College students think of marriage a lot. But as time passes, a married couple doesn’t think about it as much.
That is until anniversaries make their annual appearance. That’s what happened to Vickie and me this week.
On Wednesday, we will celebrate 48 years.
We got married in the year of America’s bicentennial. Vickie’s mother told her she could not get married until she was 20. Her 20th birthday took place on May 12th and three days later we had a wedding. (I was the youngster at 19!)
Now, as we approach 48 (with the footfalls of 50 growing louder), it is hard to imagine it has been 48 years. The saying goes, “The days are long but the years are short.”
Several years ago, we dined out on our anniversary. The server (a young lady in her 20s) asked, “What is the secret to marriage?” (It jolted her that people could stay married.)
So what does it take to make 48 years?
Friendship Foundation
When the waitress asked me what our secret was, my first answer was, “We are the best of friends.”
I still like that answer.
Arthur Brooks, the Harvard professor describes his own marriage of 30 years. He said that he and his wife don’t love each other, they like each other as well.
The Genesis account of God’s creation of man and woman reveals this deep but overlooked idea. God made Adam sleep and took from him a rib and put it in the creature called “woman.” Adam knew the woman was what life lacked. She had his rib. God said that she was a helper “fit” for him. In short, she completed him in a way nothing does.
I can think of better definitions of friendship—someone who completes you.
The physical attractiveness of youth fades. Wrinkles etch smooth skin. Hair loses luster and color. “Huh” has become the major communication tool as age-related hearing loss occurs.
If you don’t have your spouse as your friend, you miss the essence of living a long life.
Friendship needs even more…it takes commitment.
First Things First
Dr. Karl Pillemer interviewed older people to mine their lessons for living in his book 30 Lessons for Living,
One person said it best. Commitment to marriage is more important than a commitment to your spouse.
What happens when tension takes place in marriage? If you are not committed to marriage, it is easy to let go because of the commitment to your spouse.
We had neighbors several years ago who got a divorce. I never understood it until a curbside conversation opened my eyes. The woman was there to pick up some things and she gave a reason without us asking. She said, “One day, I woke up and looked at him and said, ‘EEEWE!!” and that is when I knew it was over.”

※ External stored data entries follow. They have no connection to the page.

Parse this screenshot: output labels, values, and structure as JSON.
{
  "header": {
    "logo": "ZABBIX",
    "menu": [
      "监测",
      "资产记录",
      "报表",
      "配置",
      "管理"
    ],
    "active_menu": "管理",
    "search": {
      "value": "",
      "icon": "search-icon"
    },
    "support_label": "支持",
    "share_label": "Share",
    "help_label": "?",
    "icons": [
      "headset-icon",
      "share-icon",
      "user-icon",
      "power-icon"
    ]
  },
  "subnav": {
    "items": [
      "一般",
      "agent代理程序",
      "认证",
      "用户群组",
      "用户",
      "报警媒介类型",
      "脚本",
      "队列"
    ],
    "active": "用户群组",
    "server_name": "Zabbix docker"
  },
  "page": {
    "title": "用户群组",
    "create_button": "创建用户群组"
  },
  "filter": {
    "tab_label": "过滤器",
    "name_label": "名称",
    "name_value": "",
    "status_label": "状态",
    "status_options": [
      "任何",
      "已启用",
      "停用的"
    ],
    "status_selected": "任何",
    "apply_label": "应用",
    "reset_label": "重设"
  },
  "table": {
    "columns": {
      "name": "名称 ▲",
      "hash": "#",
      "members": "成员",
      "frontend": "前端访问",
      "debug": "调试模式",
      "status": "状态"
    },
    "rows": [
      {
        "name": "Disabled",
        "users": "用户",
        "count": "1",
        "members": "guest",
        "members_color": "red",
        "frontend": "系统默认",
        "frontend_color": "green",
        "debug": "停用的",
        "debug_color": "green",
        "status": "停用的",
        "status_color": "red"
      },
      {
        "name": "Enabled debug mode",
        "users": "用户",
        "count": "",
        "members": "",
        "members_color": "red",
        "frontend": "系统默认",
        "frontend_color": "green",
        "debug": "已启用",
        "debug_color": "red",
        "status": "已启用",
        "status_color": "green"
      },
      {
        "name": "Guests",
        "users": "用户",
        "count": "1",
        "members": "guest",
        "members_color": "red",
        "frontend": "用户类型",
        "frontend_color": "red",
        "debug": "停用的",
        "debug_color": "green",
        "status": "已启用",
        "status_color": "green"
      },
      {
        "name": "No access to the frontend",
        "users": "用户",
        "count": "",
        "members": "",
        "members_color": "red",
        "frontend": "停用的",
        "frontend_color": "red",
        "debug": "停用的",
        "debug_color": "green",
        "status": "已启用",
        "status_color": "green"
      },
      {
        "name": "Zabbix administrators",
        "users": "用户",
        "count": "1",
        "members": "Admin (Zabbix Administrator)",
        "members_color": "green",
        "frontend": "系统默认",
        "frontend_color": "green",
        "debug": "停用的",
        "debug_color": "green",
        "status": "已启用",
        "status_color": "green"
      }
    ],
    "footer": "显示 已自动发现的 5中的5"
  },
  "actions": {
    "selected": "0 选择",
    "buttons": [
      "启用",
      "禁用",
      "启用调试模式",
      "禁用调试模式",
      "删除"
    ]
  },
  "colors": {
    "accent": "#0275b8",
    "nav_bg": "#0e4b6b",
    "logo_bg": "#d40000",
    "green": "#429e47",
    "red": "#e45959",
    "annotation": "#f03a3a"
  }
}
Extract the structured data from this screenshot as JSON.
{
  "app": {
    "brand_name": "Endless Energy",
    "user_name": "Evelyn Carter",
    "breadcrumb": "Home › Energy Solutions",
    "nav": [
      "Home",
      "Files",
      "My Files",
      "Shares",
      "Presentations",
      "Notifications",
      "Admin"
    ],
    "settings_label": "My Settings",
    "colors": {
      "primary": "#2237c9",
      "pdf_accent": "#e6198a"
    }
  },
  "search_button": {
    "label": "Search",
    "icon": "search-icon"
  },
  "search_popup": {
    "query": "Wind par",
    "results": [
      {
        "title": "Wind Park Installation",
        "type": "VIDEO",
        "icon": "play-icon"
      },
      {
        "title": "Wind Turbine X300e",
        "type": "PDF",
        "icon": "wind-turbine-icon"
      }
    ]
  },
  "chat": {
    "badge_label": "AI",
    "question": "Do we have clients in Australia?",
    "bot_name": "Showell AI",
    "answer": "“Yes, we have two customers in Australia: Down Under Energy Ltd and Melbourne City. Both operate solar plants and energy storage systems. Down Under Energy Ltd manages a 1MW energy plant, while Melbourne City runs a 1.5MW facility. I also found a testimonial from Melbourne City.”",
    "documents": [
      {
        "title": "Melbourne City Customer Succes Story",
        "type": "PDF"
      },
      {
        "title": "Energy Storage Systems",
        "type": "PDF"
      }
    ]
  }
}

Every marriage has its “EEWE” moments. Staying committed to marriage keeps you committed to your spouse in those moments.
But even the most committed need to face change well.
Stay Flexible
I did premarital counseling with a couple. An instrument they used gauged where they were alike and where they were different. They could not have been more opposite. When I explained that some of these things might create tension, the bride-to-be said, “He will change for me.” (I had to suppress the approaching belly laugh!)
One partner doesn’t have to change, both do…and all the time. No one gets their way all the time and those who expect it will encounter a tsunami of hurt.
When we both retired last year, we came to an understanding. Each of us is free to do as we need to. It is a way of staying flexible and not falling into rigid requirements. One can stay home while the other runs errands. Neither has to conform to unspoken expectations.
One writer said of marriage, “You have to find the ‘we’ in marriage, not the ‘me’ in marriage.”
Marriage is joyous when you make it that way. Marriage is miserable if you make it miserable. Don’t expect your spouse to make you happy. Together, blend two lives into happiness.
One last thing…happy 48th anniversary Vickie. I love you and expect many more years.